An even more robust adaptation of the present invention could additionally incorporate certain modifications to ARP and RARP. For example, the ARP module could be modified to refuse to send MAC requests with respect to those IPs which have been deemed invalid. To accomplish this modification, each IP address that ARP would need to resolve could initially be passed through the match filter of
In its rawest form, implementing the present invention really only impacts the IP generation algorithm on the server side. If transition deployment is required, then the server could readily be updated with the new IP generation algorithm but ignore the function ID in a message. Then the client would not have any compatibility issues. Advantageously also, the invention does not in any way alter the underlying DHCP protocol; rather, it conveniently makes uses of the existing protocol structure through a utilization of its option field for transmitting the function ID.

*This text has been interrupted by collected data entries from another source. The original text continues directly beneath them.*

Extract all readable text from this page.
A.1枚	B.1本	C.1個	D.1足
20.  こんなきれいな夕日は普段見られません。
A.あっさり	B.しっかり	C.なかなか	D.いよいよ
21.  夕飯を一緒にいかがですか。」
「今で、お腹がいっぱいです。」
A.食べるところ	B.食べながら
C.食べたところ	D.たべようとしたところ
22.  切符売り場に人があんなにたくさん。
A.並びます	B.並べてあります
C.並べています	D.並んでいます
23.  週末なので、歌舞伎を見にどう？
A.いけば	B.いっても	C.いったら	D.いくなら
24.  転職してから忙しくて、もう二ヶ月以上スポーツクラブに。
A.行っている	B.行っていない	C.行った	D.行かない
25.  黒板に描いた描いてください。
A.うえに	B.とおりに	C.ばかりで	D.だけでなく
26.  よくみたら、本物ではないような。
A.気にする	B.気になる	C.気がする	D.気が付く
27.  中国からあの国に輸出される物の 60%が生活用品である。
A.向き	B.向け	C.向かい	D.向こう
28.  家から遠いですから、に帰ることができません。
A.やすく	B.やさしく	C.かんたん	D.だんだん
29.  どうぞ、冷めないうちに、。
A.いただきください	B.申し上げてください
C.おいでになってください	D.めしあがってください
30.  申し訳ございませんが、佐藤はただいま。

Another advantage afforded by the present invention is the availability of complementary IPs for fast honeypot. A honeypot is a host that tries to emulate all the unused IPs and emulate services. To do this the honeypot must search for unused IPs to emulate. The aspects of the present invention accommodate a fast algorithm for the honeypot to determine the emulation IPs, rather than having to probe for it. The honeypot would emulate complementary IPs (any IPs that are not part of the hop-set). By doing so, the honeypot can therefore capture all unauthorized access. To accomplish this, the same configuration parameters passed to DHCP client could be passed to the honeypot. In order for the honeypot to make use of this information it must implement all the components of the server and the client side as well. Using the function ID, the honeypot can readily generate the invalid IP space, and it can do so this without having to discover the unused IPs.
Accordingly, the present invention has been described with some degree of particularity directed to the exemplary embodiments of the present invention. It should be appreciated, though, that the present invention is defined by the following claims construed in light of the prior art so that modifications or changes may be made to the exemplary embodiments of the present invention without departing from the inventive concepts contained herein.